Serena: a Serviço da Metalinguagem

Ian McEwan conquistou milhares de leitores – e um tanto de fãs desavisados – com Reparação, adaptado para o cinema como Desejo e Reparação, por Joe Wright. Em seu último lançamento, Serena (Ed. Cia das Letras), o segundo livro com uma protagonista feminina, McEwan utiliza-se mais uma vez da metalinguagem para compor o romance.

O contexto é uma Inglaterra mergulhada na Guerra Fria, crise financeira, política e civil. Os hippies se multiplicavam, assim como a violência do terrorismo irlandês (IRA). Serena, uma jovem leitora ávida, linda e inteligente, acaba cursando matemática na prestigiada Universidade de Cambridge, onde se forma sem louvor. O futuro não reservava para ela nada além de um trabalho burocrático, não fosse o seu envolvimento amoroso com Tony Canning, historiador e professor da universidade.

“E embora fosse absolutamente verdade que Tony Canning acabou me recrutando para o MI5*, os motivos dele eram complicados e ele não tinha nenhuma sanção oficial. […] Ele ia mudar a minha vida e agir com generosa crueldade enquanto se preparava para embarcar numa jornada que não tinha esperança de volta.”

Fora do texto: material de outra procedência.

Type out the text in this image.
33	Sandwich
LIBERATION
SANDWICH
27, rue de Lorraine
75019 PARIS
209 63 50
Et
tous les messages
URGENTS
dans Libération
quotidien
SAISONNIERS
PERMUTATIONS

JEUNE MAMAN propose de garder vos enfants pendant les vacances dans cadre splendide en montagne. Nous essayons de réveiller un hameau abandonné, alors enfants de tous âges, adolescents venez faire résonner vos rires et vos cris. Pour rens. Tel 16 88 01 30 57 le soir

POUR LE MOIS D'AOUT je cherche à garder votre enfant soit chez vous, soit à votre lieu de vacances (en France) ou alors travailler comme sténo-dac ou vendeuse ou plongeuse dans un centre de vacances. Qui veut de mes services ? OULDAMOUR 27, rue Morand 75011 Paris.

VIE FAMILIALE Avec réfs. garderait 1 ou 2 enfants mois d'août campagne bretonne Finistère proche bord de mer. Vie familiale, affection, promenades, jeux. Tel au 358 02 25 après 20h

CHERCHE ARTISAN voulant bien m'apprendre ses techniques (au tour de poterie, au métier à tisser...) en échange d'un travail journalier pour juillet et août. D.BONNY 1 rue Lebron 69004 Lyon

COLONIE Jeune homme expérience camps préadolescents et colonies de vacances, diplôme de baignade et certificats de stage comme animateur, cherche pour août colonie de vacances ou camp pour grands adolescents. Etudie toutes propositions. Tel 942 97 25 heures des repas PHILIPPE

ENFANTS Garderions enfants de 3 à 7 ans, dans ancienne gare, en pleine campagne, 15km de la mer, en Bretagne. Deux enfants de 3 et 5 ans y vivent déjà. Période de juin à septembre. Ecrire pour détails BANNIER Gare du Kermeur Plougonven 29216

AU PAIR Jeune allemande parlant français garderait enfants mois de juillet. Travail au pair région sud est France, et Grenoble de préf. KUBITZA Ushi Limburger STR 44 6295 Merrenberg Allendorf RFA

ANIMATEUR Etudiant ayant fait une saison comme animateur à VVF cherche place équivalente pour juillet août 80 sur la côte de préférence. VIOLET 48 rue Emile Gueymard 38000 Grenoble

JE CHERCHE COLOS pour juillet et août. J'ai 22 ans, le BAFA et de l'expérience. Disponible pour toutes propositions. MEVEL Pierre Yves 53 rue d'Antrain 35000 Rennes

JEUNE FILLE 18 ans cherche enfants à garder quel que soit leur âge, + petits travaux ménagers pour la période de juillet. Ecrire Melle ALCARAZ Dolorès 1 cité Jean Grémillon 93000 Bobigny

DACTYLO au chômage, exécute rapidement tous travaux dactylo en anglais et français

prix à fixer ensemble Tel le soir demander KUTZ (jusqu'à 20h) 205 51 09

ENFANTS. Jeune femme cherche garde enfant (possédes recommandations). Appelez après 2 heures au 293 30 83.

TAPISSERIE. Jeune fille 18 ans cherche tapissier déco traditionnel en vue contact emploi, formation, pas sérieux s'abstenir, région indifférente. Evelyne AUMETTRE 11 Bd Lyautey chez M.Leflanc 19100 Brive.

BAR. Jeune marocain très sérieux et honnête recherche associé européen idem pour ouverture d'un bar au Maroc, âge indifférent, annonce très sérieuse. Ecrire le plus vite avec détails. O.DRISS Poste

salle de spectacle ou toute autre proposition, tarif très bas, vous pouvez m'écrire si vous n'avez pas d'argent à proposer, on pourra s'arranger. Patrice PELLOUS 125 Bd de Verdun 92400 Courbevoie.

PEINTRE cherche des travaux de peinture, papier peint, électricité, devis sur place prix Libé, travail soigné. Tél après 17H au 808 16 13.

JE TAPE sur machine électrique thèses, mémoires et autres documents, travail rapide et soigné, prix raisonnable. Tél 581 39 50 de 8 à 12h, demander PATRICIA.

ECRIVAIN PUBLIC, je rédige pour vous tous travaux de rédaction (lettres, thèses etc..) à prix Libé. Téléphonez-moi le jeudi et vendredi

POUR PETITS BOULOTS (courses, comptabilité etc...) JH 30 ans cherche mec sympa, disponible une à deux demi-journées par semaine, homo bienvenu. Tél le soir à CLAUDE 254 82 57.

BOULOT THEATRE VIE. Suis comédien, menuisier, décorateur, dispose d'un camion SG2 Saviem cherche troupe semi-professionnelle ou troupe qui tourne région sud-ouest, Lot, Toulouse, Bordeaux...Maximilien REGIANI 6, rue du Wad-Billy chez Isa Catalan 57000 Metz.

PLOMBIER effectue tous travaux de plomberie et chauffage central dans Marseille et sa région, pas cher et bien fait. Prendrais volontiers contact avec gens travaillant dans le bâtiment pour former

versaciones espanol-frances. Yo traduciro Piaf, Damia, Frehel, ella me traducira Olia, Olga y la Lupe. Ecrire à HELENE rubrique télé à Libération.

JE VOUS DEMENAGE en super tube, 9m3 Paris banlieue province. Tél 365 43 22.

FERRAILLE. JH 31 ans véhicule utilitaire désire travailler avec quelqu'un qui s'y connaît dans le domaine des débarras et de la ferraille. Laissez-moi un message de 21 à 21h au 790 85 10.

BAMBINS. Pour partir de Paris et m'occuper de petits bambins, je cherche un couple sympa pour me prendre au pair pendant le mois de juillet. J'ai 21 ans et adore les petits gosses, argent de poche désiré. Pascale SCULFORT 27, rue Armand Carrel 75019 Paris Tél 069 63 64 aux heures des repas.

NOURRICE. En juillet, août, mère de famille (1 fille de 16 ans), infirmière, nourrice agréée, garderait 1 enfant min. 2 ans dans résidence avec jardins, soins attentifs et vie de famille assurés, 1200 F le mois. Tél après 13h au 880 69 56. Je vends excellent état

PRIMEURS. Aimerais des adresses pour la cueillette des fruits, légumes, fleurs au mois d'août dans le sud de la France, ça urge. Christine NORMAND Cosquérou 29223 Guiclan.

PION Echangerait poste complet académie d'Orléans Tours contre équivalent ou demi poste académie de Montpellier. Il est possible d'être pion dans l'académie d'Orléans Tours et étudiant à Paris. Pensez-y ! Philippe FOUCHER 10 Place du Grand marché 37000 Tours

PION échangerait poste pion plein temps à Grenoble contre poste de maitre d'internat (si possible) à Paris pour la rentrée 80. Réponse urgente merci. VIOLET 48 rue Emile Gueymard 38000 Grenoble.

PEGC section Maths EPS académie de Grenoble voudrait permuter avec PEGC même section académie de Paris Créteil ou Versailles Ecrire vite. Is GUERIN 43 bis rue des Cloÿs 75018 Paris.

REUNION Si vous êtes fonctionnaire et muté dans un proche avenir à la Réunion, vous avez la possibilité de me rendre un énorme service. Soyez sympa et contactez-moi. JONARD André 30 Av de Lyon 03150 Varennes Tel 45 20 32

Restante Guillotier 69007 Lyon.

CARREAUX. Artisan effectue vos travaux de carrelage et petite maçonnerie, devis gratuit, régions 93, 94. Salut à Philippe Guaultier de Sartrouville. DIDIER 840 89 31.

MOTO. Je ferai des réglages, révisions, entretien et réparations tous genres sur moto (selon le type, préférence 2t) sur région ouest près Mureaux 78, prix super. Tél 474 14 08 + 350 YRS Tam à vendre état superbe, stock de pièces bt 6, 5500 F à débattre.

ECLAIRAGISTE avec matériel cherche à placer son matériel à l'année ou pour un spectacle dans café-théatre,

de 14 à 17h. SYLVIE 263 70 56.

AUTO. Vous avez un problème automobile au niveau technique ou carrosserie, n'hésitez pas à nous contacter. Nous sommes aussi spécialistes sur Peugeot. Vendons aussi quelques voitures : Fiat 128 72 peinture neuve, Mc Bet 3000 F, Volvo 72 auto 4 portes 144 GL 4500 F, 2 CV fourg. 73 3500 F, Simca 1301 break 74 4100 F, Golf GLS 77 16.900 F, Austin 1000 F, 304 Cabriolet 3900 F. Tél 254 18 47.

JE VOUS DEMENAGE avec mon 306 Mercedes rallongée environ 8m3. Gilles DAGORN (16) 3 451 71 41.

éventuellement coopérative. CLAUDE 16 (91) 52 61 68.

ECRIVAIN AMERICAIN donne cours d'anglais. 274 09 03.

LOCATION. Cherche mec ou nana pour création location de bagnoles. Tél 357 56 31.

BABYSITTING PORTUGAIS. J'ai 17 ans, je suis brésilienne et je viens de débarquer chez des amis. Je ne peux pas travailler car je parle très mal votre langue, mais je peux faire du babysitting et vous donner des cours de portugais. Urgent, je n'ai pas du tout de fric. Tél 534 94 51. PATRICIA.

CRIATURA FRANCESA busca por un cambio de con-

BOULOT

Já no MI5, ela é convocada a fazer parte da Operação Tentação. Seu serviço é convencer um jovem escritor, Tom Hayley, a ser financiado por uma instituição, a Escrita Sem Penas, que não passa de fachada. Seu relacionamento com ele, no entanto, logo evolui do estritamente profissional para o amoroso – o que desperta a inveja de Max Greatorex (personagem com o pior nome da história!), chefe e antigo caso de Serena. Ela, então, começa a viver uma dupla rotina, seja como amante de Hayley, seja como agente do Serviço Secreto. Enquanto é vigiada por Greatorex, escreve relatórios sobre Hayley, que, por sua vez, também observa Serena.

Como está bem avisado na contra-capa do livro, “Serena é um romance sobre espiões”. O que surpreende o leitor – de forma como McEwan sabe fazer muito bem e já demonstrou em Reparação – é quem faz o papel de espião e espiado. A partir daqui, fica difícil falar mais sem soltar um grande spoiler, que é o final do livro e o segredo que amarra toda a história. Também é o que faz valer a pena toda a leitura o livro, que é um pouco arrastada.

A protagonista, que tinha tudo para se tornar uma das minhas favoritas da literatura, não convence. Entretanto, fazer da protagonista uma personagem que carece de empatia talvez tenha sido uma escolha do autor do livro – como descobrimos no último capítulo (!).

* Serviço britânico de informações de segurança interna e contra-espionagem.